Deutsch-Französischen Wirtschafts- und Finanzrat
Eichel und Fabius verhalten optimistisch zu Wachstum

Reuters ROUEN. Bundesfinanzminister Hans Eichel (SPD) und sein französischer Amtskollege Laurent Fabius haben am Freitag beim Deutsch-Französischen Wirtschafts- und Finanzrat in Rouen verhaltenen Optimismus zu den Wirtschaftsaussichten in beiden Ländern geäußert. Eichel bekräftigte die Wachstumsprognose der Bundesregierung für 2001 von 2,6 bis 2,9 %, schloss aber eine mögliche Abwärtsrevision im Frühjahr nicht aus. Fabius verwies auf die weltweite Konjunkturabkühlung. Bundesbankpräsident Ernst Welteke sagte nach dem Treffen, die Europäische Zentralbank (EZB) habe sich am Donnerstag wegen der anhaltenden Inflationsrisken in der Euro-Zone gegen eine Leitzinssenkung entschieden.
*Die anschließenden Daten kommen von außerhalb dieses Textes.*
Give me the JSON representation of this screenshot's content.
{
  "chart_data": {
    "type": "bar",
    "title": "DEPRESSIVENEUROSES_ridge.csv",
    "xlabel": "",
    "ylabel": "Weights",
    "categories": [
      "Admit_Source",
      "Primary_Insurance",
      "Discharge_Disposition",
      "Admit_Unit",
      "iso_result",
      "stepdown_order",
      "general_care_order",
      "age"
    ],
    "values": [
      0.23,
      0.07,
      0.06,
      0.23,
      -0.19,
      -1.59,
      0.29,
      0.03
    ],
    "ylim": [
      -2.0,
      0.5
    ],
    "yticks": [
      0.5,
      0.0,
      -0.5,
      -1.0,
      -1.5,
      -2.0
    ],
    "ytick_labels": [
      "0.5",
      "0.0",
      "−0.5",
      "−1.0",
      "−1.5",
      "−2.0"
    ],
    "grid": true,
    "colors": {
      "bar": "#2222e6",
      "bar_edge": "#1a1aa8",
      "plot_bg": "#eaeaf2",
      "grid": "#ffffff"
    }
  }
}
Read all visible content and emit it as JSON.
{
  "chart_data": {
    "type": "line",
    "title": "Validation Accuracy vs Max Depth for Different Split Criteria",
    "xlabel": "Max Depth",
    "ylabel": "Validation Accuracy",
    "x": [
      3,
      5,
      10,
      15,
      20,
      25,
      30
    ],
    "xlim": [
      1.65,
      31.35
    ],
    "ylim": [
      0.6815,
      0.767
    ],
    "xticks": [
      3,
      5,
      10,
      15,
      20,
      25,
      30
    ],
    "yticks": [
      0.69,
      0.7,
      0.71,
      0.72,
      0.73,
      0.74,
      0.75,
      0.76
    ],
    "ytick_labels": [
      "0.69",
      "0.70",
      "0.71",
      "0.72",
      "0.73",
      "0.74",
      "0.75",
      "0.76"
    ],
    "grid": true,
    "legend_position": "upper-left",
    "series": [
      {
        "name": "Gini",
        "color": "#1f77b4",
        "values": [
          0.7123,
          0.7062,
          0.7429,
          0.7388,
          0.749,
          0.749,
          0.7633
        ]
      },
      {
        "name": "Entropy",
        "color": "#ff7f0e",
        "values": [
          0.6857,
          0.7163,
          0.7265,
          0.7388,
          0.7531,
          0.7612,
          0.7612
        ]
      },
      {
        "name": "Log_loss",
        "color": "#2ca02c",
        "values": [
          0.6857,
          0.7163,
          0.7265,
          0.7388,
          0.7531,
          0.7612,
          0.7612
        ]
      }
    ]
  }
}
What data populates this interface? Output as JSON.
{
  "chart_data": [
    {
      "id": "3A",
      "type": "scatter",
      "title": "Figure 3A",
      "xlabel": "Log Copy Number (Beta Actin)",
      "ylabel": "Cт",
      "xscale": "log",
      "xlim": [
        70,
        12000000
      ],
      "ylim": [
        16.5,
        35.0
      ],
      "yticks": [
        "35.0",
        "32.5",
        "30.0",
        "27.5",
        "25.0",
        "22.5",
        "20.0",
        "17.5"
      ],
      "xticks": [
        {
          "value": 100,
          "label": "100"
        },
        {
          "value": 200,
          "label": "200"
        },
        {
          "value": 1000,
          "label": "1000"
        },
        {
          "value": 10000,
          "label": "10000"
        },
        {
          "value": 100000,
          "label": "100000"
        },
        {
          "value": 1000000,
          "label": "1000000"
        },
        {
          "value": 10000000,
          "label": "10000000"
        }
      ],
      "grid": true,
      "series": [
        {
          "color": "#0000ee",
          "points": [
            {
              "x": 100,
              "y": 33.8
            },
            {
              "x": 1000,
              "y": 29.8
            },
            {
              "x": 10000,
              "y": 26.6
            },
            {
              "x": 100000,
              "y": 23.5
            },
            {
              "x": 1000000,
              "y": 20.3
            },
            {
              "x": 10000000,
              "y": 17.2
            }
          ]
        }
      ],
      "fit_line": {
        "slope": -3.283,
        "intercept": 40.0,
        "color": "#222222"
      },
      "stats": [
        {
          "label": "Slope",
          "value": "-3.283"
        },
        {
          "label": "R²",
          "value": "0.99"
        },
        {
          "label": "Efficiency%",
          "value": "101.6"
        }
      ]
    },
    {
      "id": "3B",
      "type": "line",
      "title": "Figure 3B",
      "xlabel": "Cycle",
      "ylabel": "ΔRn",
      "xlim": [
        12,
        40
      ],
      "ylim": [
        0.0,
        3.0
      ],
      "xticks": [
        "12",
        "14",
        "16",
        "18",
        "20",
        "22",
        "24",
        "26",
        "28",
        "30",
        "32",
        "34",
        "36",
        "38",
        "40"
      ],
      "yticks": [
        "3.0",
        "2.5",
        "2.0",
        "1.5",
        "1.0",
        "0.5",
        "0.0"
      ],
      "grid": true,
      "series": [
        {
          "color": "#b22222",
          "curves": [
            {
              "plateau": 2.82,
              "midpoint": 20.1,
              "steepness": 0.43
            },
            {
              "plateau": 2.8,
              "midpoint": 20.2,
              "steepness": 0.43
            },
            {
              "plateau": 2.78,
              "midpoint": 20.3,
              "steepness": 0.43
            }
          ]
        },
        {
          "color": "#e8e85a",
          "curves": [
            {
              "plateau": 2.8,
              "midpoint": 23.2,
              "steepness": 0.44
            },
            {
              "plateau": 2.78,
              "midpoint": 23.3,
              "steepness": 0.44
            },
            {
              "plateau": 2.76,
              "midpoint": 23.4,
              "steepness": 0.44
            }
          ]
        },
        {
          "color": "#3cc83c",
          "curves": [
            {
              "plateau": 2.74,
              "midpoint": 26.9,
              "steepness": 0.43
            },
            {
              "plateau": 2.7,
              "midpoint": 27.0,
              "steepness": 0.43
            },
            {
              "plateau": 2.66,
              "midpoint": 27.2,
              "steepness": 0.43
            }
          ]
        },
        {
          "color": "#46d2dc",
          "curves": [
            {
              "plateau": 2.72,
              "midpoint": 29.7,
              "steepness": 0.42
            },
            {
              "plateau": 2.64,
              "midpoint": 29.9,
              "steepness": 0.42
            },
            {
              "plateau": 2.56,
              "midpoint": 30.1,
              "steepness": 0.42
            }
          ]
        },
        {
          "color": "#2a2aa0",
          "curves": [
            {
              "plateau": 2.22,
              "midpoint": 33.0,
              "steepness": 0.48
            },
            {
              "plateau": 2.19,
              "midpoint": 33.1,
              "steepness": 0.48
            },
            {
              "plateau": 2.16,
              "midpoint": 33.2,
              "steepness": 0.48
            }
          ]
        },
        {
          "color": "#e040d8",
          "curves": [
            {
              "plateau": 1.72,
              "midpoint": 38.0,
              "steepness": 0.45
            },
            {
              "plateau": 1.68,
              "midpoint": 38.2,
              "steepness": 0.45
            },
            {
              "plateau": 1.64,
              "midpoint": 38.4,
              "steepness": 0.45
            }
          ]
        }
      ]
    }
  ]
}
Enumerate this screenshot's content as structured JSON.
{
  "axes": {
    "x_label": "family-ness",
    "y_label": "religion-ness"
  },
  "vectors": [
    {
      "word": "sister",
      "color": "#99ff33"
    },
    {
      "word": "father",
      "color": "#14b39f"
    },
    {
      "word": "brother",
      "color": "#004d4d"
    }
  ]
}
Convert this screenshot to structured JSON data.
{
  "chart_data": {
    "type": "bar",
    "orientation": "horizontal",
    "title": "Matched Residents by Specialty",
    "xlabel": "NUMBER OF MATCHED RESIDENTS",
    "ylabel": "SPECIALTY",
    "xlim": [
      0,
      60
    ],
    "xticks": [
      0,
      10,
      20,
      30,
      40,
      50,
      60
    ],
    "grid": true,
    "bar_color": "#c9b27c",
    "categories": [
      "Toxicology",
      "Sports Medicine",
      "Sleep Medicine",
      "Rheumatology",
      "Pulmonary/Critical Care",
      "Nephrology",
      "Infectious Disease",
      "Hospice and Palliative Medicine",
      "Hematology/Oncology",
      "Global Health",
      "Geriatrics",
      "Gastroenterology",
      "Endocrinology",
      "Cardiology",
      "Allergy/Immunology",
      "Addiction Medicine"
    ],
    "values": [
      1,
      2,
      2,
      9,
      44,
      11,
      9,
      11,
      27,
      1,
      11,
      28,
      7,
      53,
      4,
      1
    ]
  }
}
Der französische Notenbankpräsident Jean-Claude-Trichet verlas eine Erklärung von EZB-Präsident Wim Duisenberg, in der dieser die abwartende geldpolitische Haltung der Notenbank bekräftigt.

Beim Deutsch-Französischen Wirtschafts- und Finanzrat treffen sich die Finanzminister und Notenbankpräsidenten Deutschlands und Frankreichs zwei Mal im Jahr, um über Wirtschaftsaussichten und Haushaltspolitik der beiden Länder sowie die Geldpolitik in der Euro-Zone zu diskutieren.

Zu den Wachstumsaussichten in Deutschland sagte Eichel: "Es könnte sein, dass wir im Frühjahr unsere Prognose ändern". Derzeit bleibe er aber bei der Prognose vom Herbst 2000. Er halte wenig davon, bei den Wachstumsprognosen "alle paar Wochen, alle paar Tage über ein Zehntel hinter dem Komma zu reden". Sicher würden Prognosen von Zeit zu Zeit revidiert, was beim Frühjahrsgutachten im April nicht auszuschließen sei.

Die Wirtschaft in Deutschland sei so leistungsfähig wie die in Frankreich, aber sie müsse zusätzlich den Aufbau Ost leisten. "Einerseits gibt es in Ostdeutschland den industriellen Aufholprozess, der hervorragend ist, ...auf der anderen Seite werden enorme Überkapazitäten in der Bauwirtschaft abgebaut", sagte er. Die Angleichung des Wachstums in West und Ost werde noch zehn bis 15 Jahre dauern, sagte Eichel.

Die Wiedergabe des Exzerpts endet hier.